Monday, April 29, 2013

One kind of list

As cancer treatment recedes into the not so distant past, I find myself with less and less to say here.  There is not so much to describe, really.  I run, I swim, my burns are fading.  I feel physically normal!  The exception would be the wierd chest muscle configuration that I feel while swimming, but in the scheme of things that seems small.

Here's a funny story:  My hair has been growing in, which is nice, but very, very gray, which is not so nice.  There is nothing wrong with gray hair, don't get me wrong.  It's just that, at just shy of 50, I simply DO NOT want it at this time.  So...  Given that my hair is about half an inch long, I did not want to spend the dollars going to the salon for a color.  Instead I opted for the $7.99 box of Clairol at the grocery and in about 15 minutes the deed was done.  I chose medium golden brown and in hindsight I will go with plain old medium brown next time, but fortunately it will wash out in four weeks so I can regroup and try again.  At least it is not gray any more.  My son, who is colorblind, asked me tonight at dinner why I made my hair green.  (Our dog Zoe, rest in peace, was reddish brown and white in color.  When we stood outside and buried her ashes back in 2005 and forced our reticent children to say something nice about her, Tim said, "Zoe was a good dog.  She was green and white," which was when we learned how he saw her all his then seven-year-old life.). Depending on the shading he sometimes sees brown properly and sometimes not.  My hair is actually brownish goldish sort of, but to my boy, it's green.  Every time I am in a room with him, it occurs to me that what he sees when he looks at his mother is a middle aged badly put together St. Patrick's Day partier, and every time this occurs to me, I'm forced to smile.
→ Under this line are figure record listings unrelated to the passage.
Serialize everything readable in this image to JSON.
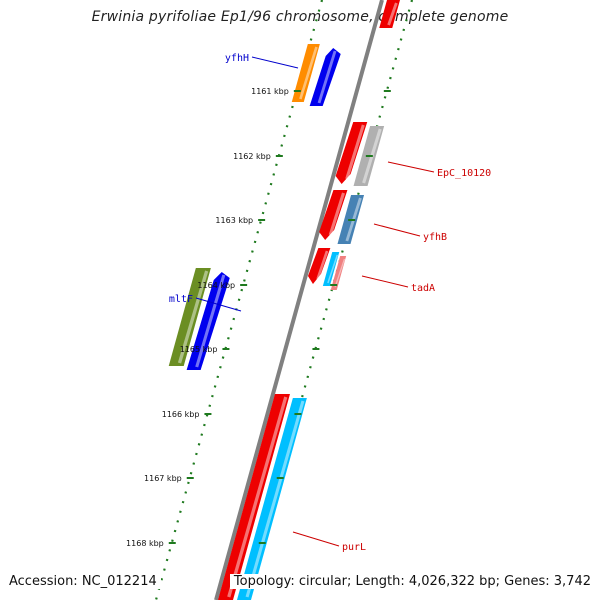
{
  "title": "Erwinia pyrifoliae Ep1/96 chromosome, complete genome",
  "accession": "Accession: NC_012214",
  "topology": "Topology: circular; Length: 4,026,322 bp; Genes: 3,742",
  "ticks": [
    "1161 kbp",
    "1162 kbp",
    "1163 kbp",
    "1164 kbp",
    "1165 kbp",
    "1166 kbp",
    "1167 kbp",
    "1168 kbp"
  ],
  "labels": {
    "yfhH": "yfhH",
    "EpC_10120": "EpC_10120",
    "yfhB": "yfhB",
    "tadA": "tadA",
    "mltF": "mltF",
    "purL": "purL"
  },
  "colors": {
    "backbone": "#808080",
    "dots": "#1f7a1f",
    "forward_label": "#0000cc",
    "reverse_label": "#cc0000",
    "blue": "#0000ee",
    "orange": "#ff8c00",
    "red": "#ee0000",
    "grey": "#b0b0b0",
    "steelblue": "#4682b4",
    "cyan": "#00bfff",
    "pink": "#f08080",
    "olive": "#6b8e23"
  }
}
I call myself post-cancer treatment even though I still have Herceptin infusions and will begin taking Tamoxifen this week, but I seem mentally to be in the typical post-treatment that I've read about.  I'll give you a little list of the feelings through which I fluctuate in any given couple of hours:

Relieved
Anxious
Grateful
Full blown panicked
Sad
Depressed
Giddy
Afraid
Focussed
Unfocussed
Worried
Lucky
Happy
Sense of dread and/or impending doom

I'm sure there are more.  The social worker at the hospital in Portland gave me a bunch of breathing exercises to do to calm myself.  They really do help, sort of.  So onward and inward in an attempt to re-enter some iteration of a normal life.

1 comment:

  1. You're in my bookmarks, so I look at here periodically to see what you have to say. As I looked this evening, I thought of your diminished posts, and was glad, as they were mostly a log of your cancer treatment -- glad that step is OVER!

    However, I was also sad because I like reading your writing. This post made me laugh, and Connor is laughing too, as I shared it with him. If you feel like it, you should keep writing -- you're good at it. I'm selfish, sure, but I like good writing, and knowing what's up with you.

    See you on the 13th, "green" hair and all!